11. The laser of claim 10, wherein the rear wall of the galvo head body is mounted flush on the front wall of the housing body.

12. The laser of claim 1, wherein the galvo head has one or more galvo mounting openings, to each of which is mounted a respective galvo mounting bearing a respective galvo, wherein a particular one of the galvo mountings is mounted at a front wall of the galvo head.

13. The laser of claim 2, wherein the galvo mounting has one or more channels therethrough for guiding the cooling liquid provided in the cooling system.

14. The laser of claim 1, wherein the galvo head has a camera mounting to which an optical camera is mounted, wherein an optical path of the camera is merged with the laser beam within the galvo head by means of a dichroic mirror in the path of the laser beam and the optical path.

15. The laser of claim 14, wherein at least one of the laser beam or the optical path of the camera exits at a top or bottom wall of the galvo head.

16. The laser of claim 1, wherein the beam dump is constituted by a beam dump inner part and a beam dump outer part adapted to adsorb the part of the laser beam in order to control the power of the laser beam, wherein the beam dump inner part has a dump mirror reflecting the part of the laser beam to an inside of the beam dump outer part, wherein the dump mirror is a coated mirror, and wherein the beam dump inner part has a lens adapted to lower intensity of the part of the laser beam.

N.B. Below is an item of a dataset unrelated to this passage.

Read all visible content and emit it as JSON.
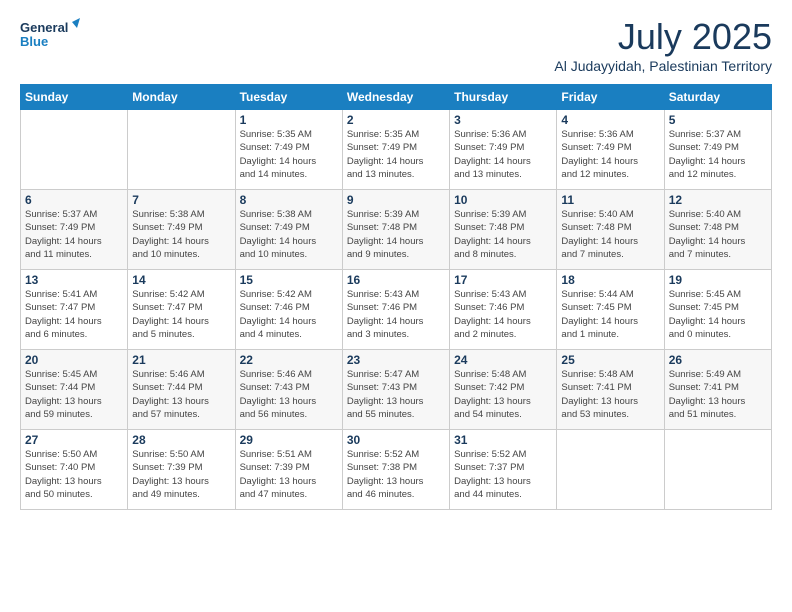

17. The laser of claim 1, wherein a negative lens is provided inside the housing, the negative lens adapted to diverge the part of the laser beam such that a plurality of partial beam parts are reflected on the dump mirror.

18. The laser of claim 2, wherein the beam dump outer part has a flat surface which is mounted flush on a side surface of the housing, and wherein the beam dump outer part has one or more channels therethrough for guiding the cooling liquid.

19. The laser of claim 5, wherein at least one of the galvo mounting, the beam dump, or the cooling body is made of a thermal conductive metal or alloy.

20. The laser of claim 1, wherein, within the housing, one or more expanders are provided that are adapted to change a beam size of the laser beam.